The fate of a dolphin monument at the Hawkins Sitting Area aroused a lot of concern when word came that the Parks Department was planning to move it. It now looks like it will remain somewhere in the park that it has called home for three decades. Photo by Patrick Rocchio

Some City Islanders had a very strong emotional reaction when they heard that a dolphin sculpture they have come to love was to be moved by the Parks Department out of Hawkins Park. Now, after much pleading, the dolphin sculpture is staying put.

On Monday, April 20 construction crews began to make preparations to relocate the dolphin sculpture from the park to Ambrosini Playground next to City Island’s P.S. 175.

Uproar ensued by residents who were upset to see a piece of what they consider the fabric of their neighborhood possibly taken away.

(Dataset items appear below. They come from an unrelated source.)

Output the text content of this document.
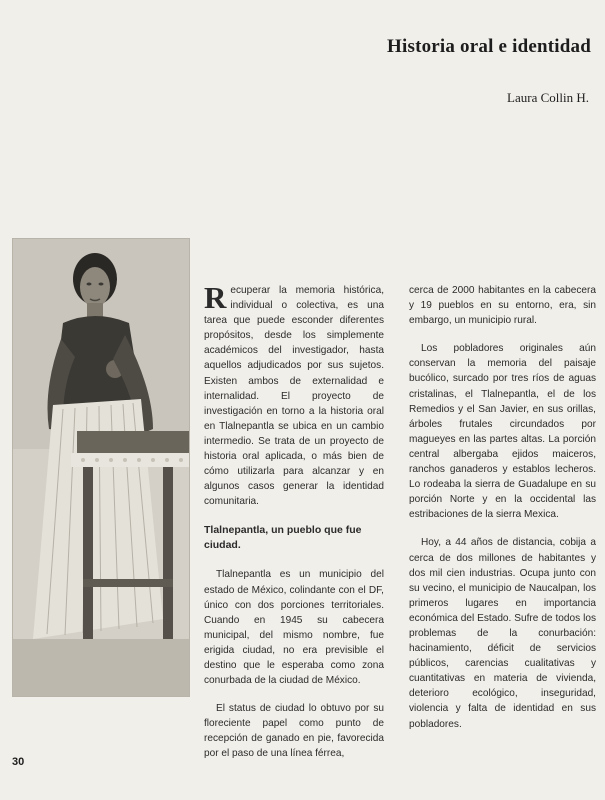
Historia oral e identidad
Laura Collin H.

Recuperar la memoria histórica, individual o colectiva, es una tarea que puede esconder diferentes propósitos, desde los simplemente académicos del investigador, hasta aquellos adjudicados por sus sujetos. Existen ambos de externalidad e internalidad. El proyecto de investigación en torno a la historia oral en Tlalnepantla se ubica en un cambio intermedio. Se trata de un proyecto de historia oral aplicada, o más bien de cómo utilizarla para alcanzar y en algunos casos generar la identidad comunitaria.

Tlalnepantla, un pueblo que fue ciudad.

Tlalnepantla es un municipio del estado de México, colindante con el DF, único con dos porciones territoriales. Cuando en 1945 su cabecera municipal, del mismo nombre, fue erigida ciudad, no era previsible el destino que le esperaba como zona conurbada de la ciudad de México.

El status de ciudad lo obtuvo por su floreciente papel como punto de recepción de ganado en pie, favorecida por el paso de una línea férrea,

cerca de 2000 habitantes en la cabecera y 19 pueblos en su entorno, era, sin embargo, un municipio rural.

Los pobladores originales aún conservan la memoria del paisaje bucólico, surcado por tres ríos de aguas cristalinas, el Tlalnepantla, el de los Remedios y el San Javier, en sus orillas, árboles frutales circundados por magueyes en las partes altas. La porción central albergaba ejidos maiceros, ranchos ganaderos y establos lecheros. Lo rodeaba la sierra de Guadalupe en su porción Norte y en la occidental las estribaciones de la sierra Mexica.

Hoy, a 44 años de distancia, cobija a cerca de dos millones de habitantes y dos mil cien industrias. Ocupa junto con su vecino, el municipio de Naucalpan, los primeros lugares en importancia económica del Estado. Sufre de todos los problemas de la conurbación: hacinamiento, déficit de servicios públicos, carencias cualitativas y cuantitativas en materia de vivienda, deterioro ecológico, inseguridad, violencia y falta de identidad en sus pobladores.

30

They began gathering petitions, and schoolchildren worked on signs and posters protesting the move. After a City Island Civic Association meeting with the Department of Park and Recreation, the dolphin is staying put.

“These letters from the kids have cute drawings and we are putting all them into the City Island Nautical Museum,” said Barbara Dolensek, second vice-president of the City Island Civic Association. “It was great see the kids involved in the community.”

At the CICA meeting on Tuesday, April 28, Bronx Parks Commissioner Hector Aponte asked for a consensus on the issue, and a large crowd gathered agreed that they wanted to dolphin sculpture to stay in the park. It became a very emotional issue, drawing out residents who are not members of the organization.

Many who engaged in the protest were not aware that the CICA voted 21 to 6 in favor of relocating the dolphin to Ambrosini Playground in November as part of the $250,000 reconstruction of Hawkins Park, which is a memorial park to World War I veterans.

In order to keep the dolphin in its present location in Hawkins Park, the Parks Department would have to put down 120 square-feet of rubber matting because neighborhood children enjoy climbing on the large structure, which has been in 0.136-acre park since 1972.

Now, Parks will try to move the dolphin statue to another part of the park in order to move a World War I monument located in the rear of the space to a more prominent location.

“I don’t think anyone expected this kind of emotional response, but as long as it stays in Hawkins Park people should be happy,” Dolensek said. “Many people said that they couldn’t believe the kind of emotional impact this had.”

Dolensek added: “This is the first dolphin that has been near City Island since evolution.”

CICA president Bill Stanton said that while he was glad to see so many people take interest in the dolphin, he felt that City Island has even more pressing needs.

“I love the passion they are showing about the dolphin,” Stanton said, “but is has to extend to other area like fighting over-development or the closure of our ladder company.”